The belugas swim into the river to feed but aren’t spotted once May arrives, which — according to Gill — “makes no sense” since around that time, some of their favorite foods like hooligan and eventually salmon start to show up.
“But they leave and they don’t come to the Kenai until about the first of September,” Gill said. “So, we’re trying to understand why that might be.”
Since NOAA scientists can’t be out there every day and can’t attach tracking tags to the belugas because of their endangered status, the volunteers fill an important gap in helping to understand when and how the belugas use the river — producing valuable data about whale habitat and behavior.
“I think the only way we’re going to turn this around for the belugas is to have people in the community help us understand what is going on with them,” Gill said.
Hopefully, the monitoring efforts will help “unravel this puzzle,” she said.
The whales appear small from a distance but weigh 3,150 pounds on average. They stretch some 13 feet in length and can live up to 90 years, their bodies covered in a thick layer of blubber that helps them live in the cold waters of Cook Inlet.
Viewed from the bluffs Sunday, the belugas in the Kenai River swam for several minutes as about a half-dozen volunteers determined the total count and marked down their behavior.
“It’s easy to think there’s more than there are,” Becher said as another whale dipped up and flashed below. Becher, in her 60s, is a retired California Highway Patrol chief who is now back in school studying natural sciences, and she coordinates volunteers for the Alaska Beluga Monitoring Partnership.
Nearby, Suzanne Steinert, who runs the Beluga Whale Alliance, looked out to spot the belugas in the distance. The alliance usually monitors sites along the Seward Highway and at Ship Creek in Anchorage but had come down for the weekend to watch for belugas in the Kenai River.
“What I’m looking for right now is just their bright white backs popping up,” she said. “I like to say they look like Tic Tacs and chocolate milk.”
[Birding opportunities take flight as the snow melts in Anchorage]
Chandera Tolley, 27, from Eagle River, works in financial aid at the University of Alaska Anchorage and helps monitor at the Ship Creek site. She had also come down to the Kenai to help monitor, which she said can be stressful — balancing the hectic rush to collect data, snap pictures and just enjoy the belugas as they pass by.
But it’s her passion. She’s from Tennessee and hadn’t seen a whale until she moved to Alaska.
“As many beluga sightings that I’ve had since I moved here, my jaw still drops when I see them come up the water,” Tolley said.
It’s tough to count the whales. Belugas can hold their breath for 15 to 20 minutes, so some might not even surface as they swim past. Others might turn and go backwards underwater, if they’re chasing fish.
On Sunday, the count soon climbed to 22 belugas. That was much higher than usual, close to their record count this season of 23 whales in a single day.
Then another few showed up, bringing the tally to 25.
“This is awesome!” Becher exclaimed with glee. “And the odds that some portion will go farther up the river are huge.”

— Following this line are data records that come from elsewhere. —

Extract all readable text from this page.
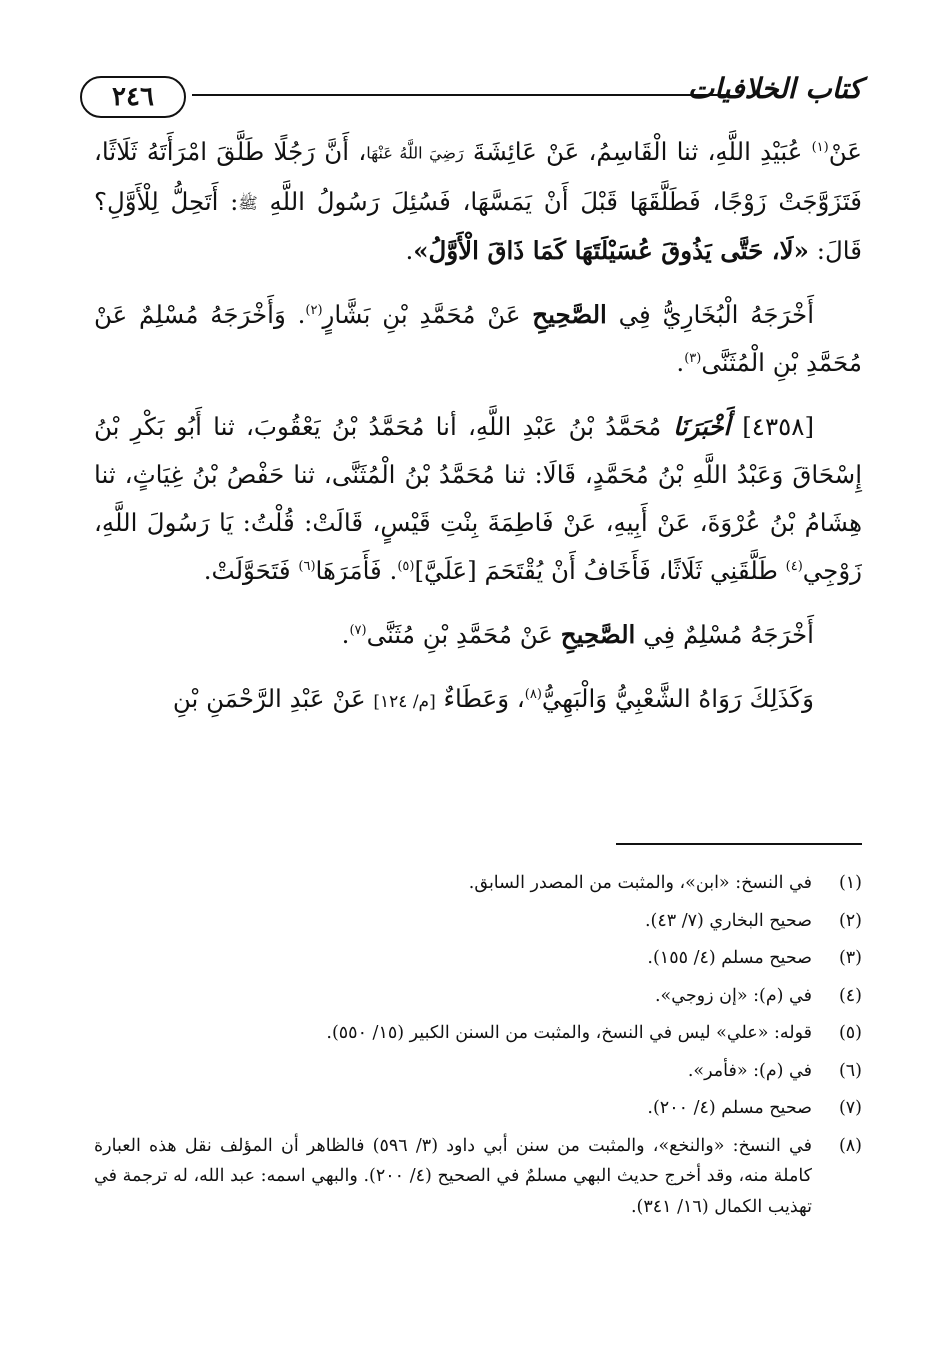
كتاب الخلافيات
٢٤٦

عَنْ$^{(١)}$ عُبَيْدِ اللَّهِ، ثنا الْقَاسِمُ، عَنْ عَائِشَةَ رَضِيَ اللَّهُ عَنْهَا، أَنَّ رَجُلًا طَلَّقَ امْرَأَتَهُ ثَلَاثًا، فَتَزَوَّجَتْ زَوْجًا، فَطَلَّقَهَا قَبْلَ أَنْ يَمَسَّهَا، فَسُئِلَ رَسُولُ اللَّهِ ﷺ: أَتَحِلُّ لِلْأَوَّلِ؟ قَالَ: «لَا، حَتَّى يَذُوقَ عُسَيْلَتَهَا كَمَا ذَاقَ الْأَوَّلُ».

أَخْرَجَهُ الْبُخَارِيُّ فِي الصَّحِيحِ عَنْ مُحَمَّدِ بْنِ بَشَّارٍ$^{(٢)}$. وَأَخْرَجَهُ مُسْلِمٌ عَنْ مُحَمَّدِ بْنِ الْمُثَنَّى$^{(٣)}$.

[٤٣٥٨] أَخْبَرَنَا مُحَمَّدُ بْنُ عَبْدِ اللَّهِ، أنا مُحَمَّدُ بْنُ يَعْقُوبَ، ثنا أَبُو بَكْرِ بْنُ إِسْحَاقَ وَعَبْدُ اللَّهِ بْنُ مُحَمَّدٍ، قَالَا: ثنا مُحَمَّدُ بْنُ الْمُثَنَّى، ثنا حَفْصُ بْنُ غِيَاثٍ، ثنا هِشَامُ بْنُ عُرْوَةَ، عَنْ أَبِيهِ، عَنْ فَاطِمَةَ بِنْتِ قَيْسٍ، قَالَتْ: قُلْتُ: يَا رَسُولَ اللَّهِ، زَوْجِي$^{(٤)}$ طَلَّقَنِي ثَلَاثًا، فَأَخَافُ أَنْ يُقْتَحَمَ [عَلَيَّ]$^{(٥)}$. فَأَمَرَهَا$^{(٦)}$ فَتَحَوَّلَتْ.

أَخْرَجَهُ مُسْلِمٌ فِي الصَّحِيحِ عَنْ مُحَمَّدِ بْنِ مُثَنَّى$^{(٧)}$.

وَكَذَلِكَ رَوَاهُ الشَّعْبِيُّ وَالْبَهِيُّ$^{(٨)}$، وَعَطَاءٌ [م/ ١٢٤] عَنْ عَبْدِ الرَّحْمَنِ بْنِ

(١)
في النسخ: «ابن»، والمثبت من المصدر السابق.
(٢)
صحيح البخاري (٧/ ٤٣).
(٣)
صحيح مسلم (٤/ ١٥٥).
(٤)
في (م): «إن زوجي».
(٥)
قوله: «علي» ليس في النسخ، والمثبت من السنن الكبير (١٥/ ٥٥٠).
(٦)
في (م): «فأمر».
(٧)
صحيح مسلم (٤/ ٢٠٠).
(٨)
في النسخ: «والنخع»، والمثبت من سنن أبي داود (٣/ ٥٩٦) فالظاهر أن المؤلف نقل هذه العبارة كاملة منه، وقد أخرج حديث البهي مسلمٌ في الصحيح (٤/ ٢٠٠). والبهي اسمه: عبد الله، له ترجمة في تهذيب الكمال (١٦/ ٣٤١).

After they finished their session on the bluffs, the volunteers relocated to a nearby bridge along with a few passersby, including Brittany and Andy Castagno, who moved to the Kenai Peninsula in October for Andy’s work.

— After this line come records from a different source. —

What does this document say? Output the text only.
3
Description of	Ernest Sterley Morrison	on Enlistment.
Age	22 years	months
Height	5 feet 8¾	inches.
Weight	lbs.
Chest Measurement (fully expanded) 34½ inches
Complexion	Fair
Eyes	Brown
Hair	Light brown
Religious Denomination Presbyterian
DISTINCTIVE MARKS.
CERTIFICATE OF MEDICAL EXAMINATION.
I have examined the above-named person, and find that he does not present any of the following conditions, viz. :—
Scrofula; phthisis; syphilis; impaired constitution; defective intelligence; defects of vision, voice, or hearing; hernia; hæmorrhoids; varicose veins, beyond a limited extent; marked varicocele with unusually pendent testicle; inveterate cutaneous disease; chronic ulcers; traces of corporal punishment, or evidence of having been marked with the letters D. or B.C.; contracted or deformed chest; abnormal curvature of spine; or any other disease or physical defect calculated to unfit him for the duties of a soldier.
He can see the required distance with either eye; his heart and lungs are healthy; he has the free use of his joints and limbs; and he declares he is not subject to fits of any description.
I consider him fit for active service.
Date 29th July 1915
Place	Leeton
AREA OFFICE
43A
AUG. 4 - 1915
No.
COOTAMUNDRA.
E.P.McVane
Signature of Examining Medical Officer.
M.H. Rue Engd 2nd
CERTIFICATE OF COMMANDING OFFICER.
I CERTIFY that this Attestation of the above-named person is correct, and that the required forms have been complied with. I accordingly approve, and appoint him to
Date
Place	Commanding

The Castagnos, who had never seen belugas before, said they originally stopped to watch a seal swimming past.
“This is the best day of my life,” Brittany Castagno said after witnessing belugas surface against the gray-brown river water.
At the bridge, Becher urged everyone to continue toward Cunningham Park a few blocks away, where onlookers could get one final close-up view of the belugas.
Most eventually left and headed back toward the mouth of the Kenai without seeing any of the whales that far upriver.
But Becher held out longer than most, scanning the water’s surface, watching and waiting.